Knowing that Maui should at least be 80% amicable to a groomer, we decided to go the groomers as a family so we can have an excuse to go to a mall as we left Maui. We might buy a few things in the pet store too.
We took Maui the next morning, as early as we can to skip the line. To my delight, the grooming tables were empty. They did ask for vaccination proof and I showed it. They also made me sign a pretty long waiver, but instead of just signing, I read through everything because I don't want to be blindsided by some potential loophole. I don't know any significant legal stuff, but at least I'll do the prudent thing and read what's given.
It's mostly about the extra charges that will incur if they need to do certain things outside the services, like removing matter fur, using muzzles, or dealing with parasites. I told them that I don't know how Maui would act, but if he does act up, I'd gladly pay for the muzzle. A small part of it is how I can't hold them accountable for small accidents such as minor cuts and nicks because they use sharp stuff and dogs are likely to wiggle around.
I also informed them that Maui had a recent Tick infestation and should they find any, I'd be happy to pay extra for the removal.
The groomer took some time to get to know Maui by calling his name. Maui even looked at me as if looking for approval and I responded by rubbing his head. I helped them get Maui up the adjustable grooming table, removed his collar, and helped them place what looked like a noose on him that hung from a pipe above the table. According to them, grooming will take about 2 hours, but depending on the dog, they may expect shorter sessions, and they have some kennels to hold dogs in case the session ends earlier than two hours.
A problem occurred as we were leaving to walk around. Maui started whining as he watched us leave.
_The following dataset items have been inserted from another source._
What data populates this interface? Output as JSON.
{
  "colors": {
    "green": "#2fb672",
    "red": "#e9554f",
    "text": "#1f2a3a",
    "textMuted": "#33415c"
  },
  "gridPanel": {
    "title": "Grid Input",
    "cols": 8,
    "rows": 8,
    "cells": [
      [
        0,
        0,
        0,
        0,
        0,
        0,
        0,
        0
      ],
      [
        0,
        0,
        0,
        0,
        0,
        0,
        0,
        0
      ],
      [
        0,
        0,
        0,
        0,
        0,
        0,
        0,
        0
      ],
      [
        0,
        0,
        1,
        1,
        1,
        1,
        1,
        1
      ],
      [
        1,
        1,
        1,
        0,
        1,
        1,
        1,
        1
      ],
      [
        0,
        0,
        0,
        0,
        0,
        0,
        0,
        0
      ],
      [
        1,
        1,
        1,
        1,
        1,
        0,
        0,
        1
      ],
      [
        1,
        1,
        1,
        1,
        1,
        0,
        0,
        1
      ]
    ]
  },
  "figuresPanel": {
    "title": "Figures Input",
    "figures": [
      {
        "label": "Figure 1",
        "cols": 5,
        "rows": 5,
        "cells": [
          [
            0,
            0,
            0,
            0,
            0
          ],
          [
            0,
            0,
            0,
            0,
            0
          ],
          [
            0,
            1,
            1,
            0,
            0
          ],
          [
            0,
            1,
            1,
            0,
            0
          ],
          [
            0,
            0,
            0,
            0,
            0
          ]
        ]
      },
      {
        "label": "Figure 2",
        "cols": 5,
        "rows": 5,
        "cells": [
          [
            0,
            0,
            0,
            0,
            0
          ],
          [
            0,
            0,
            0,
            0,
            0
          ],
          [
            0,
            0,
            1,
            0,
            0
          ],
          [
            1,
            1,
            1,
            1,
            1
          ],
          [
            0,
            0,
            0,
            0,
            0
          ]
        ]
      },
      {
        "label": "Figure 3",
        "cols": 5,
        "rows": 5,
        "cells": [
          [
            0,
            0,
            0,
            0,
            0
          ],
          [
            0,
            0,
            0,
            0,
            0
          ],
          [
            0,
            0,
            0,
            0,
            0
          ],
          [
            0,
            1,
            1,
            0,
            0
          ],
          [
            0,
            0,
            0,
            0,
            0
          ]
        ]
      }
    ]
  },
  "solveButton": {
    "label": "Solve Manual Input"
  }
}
The whines were so loud that I heard them through two panes of glass. He chewed on the leash but didn't seem like he was trying to tear it apart. For some reason, Maui felt some extreme separation anxiety. I went back and the groomer tried to calm him down, and he seemed responsive to it, either that, or it's because I came back in. The groomer told me I should just leave so that Maui won't have a reason to try and whine to get my attention. I placed my faith in the groomer's words and left. Maui resumed his whining as I left, but I steeled my heart and pushed on forward.
After a short trip to the mall, we went back exactly two hours later and saw that the grooming session was over. I saw Maui sitting rather mournfully inside one of the cages. He turned around as I came in and he suddenly started gnawing on the cage bars, whining as he did. Poor thing.
As expected, they found some ticks, small ones. They removed it but it wasn't much so they didn't charge me. They did recommend that I take my dog to the vet to check for potential diseases and I'll keep that in mind. Maui's excess fur on the legs and neck were trimmed and he looks rather streamlined. His nails looked filed and his tail looked thinner. He looks almost younger actually.
I paid my dues and I leashed Maui. The poor dog kept licking my hands and still whined as if he went through a traumatic affair. I asked them if he was of any trouble and the groomer said he eventually stopped and was very calm afterward, if not a little stiff.
It didn't look like an enjoyable experience for Maui, but I hope it was at least a pleasant experience somehow. I won't be coming back anytime soon, but maybe in six months, I'll consider it.